As a kid, my earliest understanding of Count Dracula came from The Monster Squad (1987), Count Chocula, Sesame Street, and a mythical final boss I could never get to in the Nintendo game Castlevania 2: Simon’s Quest. None of which was the proper way to get to know The Count, of course. And so, I remained ignorant of the real legend of Count Dracula until fairly recently when I was instilled with a desire to read Bram Stoker’s Dracula (1897), following a pleasurably short read from Joseph Sheridan Le Fanu’s Carmilla (1872). Thanks to Stoker’s novel, I’ve been on quite the Dracula kick lately, watching a lot of films based on the novel, such as Nosferatu: A Symphony of Horror (1922), Dracula (1931), Horror of Dracula (1958), Count Dracula (1970), Nosferatu: The Vampyre (1979), Bram Stoker’s Dracula (1992), and Dracula 3D (2012).
I really think we
would’ve had a near-perfect adaptation with Francis
Ford Coppola’s version from 1992, if it weren’t for the love story between
Dracula and Mina thrown in, and I don’t think Lucy was supposed to seem so
promiscuous, either.
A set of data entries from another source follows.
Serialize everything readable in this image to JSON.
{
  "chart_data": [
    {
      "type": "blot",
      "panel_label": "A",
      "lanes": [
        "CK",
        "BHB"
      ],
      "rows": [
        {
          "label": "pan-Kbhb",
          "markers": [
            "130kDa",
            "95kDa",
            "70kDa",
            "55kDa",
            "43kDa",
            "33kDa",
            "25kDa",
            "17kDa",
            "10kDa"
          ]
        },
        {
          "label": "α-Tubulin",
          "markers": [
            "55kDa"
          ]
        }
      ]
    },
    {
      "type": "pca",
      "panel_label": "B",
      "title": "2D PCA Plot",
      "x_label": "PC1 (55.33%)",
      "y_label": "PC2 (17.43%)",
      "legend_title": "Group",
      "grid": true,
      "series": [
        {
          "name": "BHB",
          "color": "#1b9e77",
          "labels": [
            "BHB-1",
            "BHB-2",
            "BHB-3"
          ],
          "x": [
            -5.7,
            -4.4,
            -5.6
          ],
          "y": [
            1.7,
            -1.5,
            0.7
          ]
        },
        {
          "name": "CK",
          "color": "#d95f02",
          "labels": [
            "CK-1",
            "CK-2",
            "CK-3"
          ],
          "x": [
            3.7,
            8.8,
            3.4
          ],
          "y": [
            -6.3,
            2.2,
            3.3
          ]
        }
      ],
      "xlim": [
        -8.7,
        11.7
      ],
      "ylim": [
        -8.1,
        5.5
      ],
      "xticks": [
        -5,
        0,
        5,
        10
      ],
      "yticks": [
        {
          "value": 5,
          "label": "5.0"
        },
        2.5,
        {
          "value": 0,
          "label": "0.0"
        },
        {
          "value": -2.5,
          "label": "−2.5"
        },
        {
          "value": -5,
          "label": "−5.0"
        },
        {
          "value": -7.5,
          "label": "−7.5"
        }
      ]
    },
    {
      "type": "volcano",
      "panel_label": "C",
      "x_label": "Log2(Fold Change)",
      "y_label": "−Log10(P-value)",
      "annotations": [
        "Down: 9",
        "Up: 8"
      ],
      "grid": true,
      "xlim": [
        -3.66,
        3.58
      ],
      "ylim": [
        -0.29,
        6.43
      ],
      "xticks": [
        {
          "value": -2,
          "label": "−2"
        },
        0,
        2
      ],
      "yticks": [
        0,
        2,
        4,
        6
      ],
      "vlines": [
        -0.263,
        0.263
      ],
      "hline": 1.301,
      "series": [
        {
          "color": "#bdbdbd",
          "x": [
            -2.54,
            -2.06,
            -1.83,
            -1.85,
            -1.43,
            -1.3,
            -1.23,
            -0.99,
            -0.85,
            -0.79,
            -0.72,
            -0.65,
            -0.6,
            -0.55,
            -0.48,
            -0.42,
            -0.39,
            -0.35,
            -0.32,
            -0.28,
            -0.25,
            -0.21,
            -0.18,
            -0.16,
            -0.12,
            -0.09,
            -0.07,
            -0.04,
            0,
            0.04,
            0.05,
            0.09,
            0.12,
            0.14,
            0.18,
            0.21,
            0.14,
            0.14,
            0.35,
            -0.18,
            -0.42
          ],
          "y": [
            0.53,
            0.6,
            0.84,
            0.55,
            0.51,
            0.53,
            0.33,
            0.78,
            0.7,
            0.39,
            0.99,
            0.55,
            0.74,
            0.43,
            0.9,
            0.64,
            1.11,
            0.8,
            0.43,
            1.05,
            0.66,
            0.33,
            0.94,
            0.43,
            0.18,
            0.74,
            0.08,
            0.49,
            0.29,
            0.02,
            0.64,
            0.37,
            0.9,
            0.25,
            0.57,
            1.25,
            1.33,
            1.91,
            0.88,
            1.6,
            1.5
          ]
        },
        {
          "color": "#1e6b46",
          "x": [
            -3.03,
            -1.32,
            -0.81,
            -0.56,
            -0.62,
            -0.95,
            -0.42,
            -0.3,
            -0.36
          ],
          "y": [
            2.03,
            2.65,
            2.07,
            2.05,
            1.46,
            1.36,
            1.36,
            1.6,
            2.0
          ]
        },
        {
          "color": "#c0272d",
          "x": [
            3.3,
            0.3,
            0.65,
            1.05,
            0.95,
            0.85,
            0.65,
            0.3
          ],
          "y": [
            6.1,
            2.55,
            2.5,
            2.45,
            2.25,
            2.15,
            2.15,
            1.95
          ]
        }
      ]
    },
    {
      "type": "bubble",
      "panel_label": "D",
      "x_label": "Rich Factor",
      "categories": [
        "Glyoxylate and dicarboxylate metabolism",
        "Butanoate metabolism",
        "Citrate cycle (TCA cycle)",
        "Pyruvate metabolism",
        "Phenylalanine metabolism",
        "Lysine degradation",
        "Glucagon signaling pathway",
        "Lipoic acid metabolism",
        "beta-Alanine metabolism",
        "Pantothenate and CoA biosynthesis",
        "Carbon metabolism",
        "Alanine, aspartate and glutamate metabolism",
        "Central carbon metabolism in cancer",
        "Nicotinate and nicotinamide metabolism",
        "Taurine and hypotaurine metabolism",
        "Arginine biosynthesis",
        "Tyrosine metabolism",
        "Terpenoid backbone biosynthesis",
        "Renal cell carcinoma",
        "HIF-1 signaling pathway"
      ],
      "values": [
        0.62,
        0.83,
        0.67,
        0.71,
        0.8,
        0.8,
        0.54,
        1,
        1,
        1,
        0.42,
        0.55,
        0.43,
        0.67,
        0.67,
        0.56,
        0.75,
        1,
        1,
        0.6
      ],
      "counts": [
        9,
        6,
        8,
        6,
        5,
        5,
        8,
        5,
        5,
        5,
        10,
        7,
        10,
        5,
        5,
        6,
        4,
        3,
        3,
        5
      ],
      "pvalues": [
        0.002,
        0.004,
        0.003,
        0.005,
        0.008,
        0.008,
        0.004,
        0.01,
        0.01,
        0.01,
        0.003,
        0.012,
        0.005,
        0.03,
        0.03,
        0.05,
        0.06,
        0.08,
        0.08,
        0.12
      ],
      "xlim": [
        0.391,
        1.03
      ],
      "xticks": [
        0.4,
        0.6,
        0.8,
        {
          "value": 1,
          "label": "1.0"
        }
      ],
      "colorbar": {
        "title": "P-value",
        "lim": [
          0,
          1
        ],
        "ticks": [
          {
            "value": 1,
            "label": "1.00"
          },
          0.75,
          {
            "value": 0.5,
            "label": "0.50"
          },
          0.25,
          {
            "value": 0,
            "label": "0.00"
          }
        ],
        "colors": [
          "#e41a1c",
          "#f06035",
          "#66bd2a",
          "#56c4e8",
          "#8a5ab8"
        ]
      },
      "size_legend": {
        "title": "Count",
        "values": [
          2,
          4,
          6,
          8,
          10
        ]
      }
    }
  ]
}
I’m actually not offended by a soft Dracula that could
genuinely fall in love with a living woman without wishing her any harm; just
don’t shoehorn it into an adaptation of Stoker’s
novel. A lot of people who haven’t read the book will probably think it was a
romance novel. I actually thought it was an interesting idea in Count Dracula’s Great Love (1974),
where Paul Naschy created and
portrayed, for the first time, Count Dracula as a romantic softie.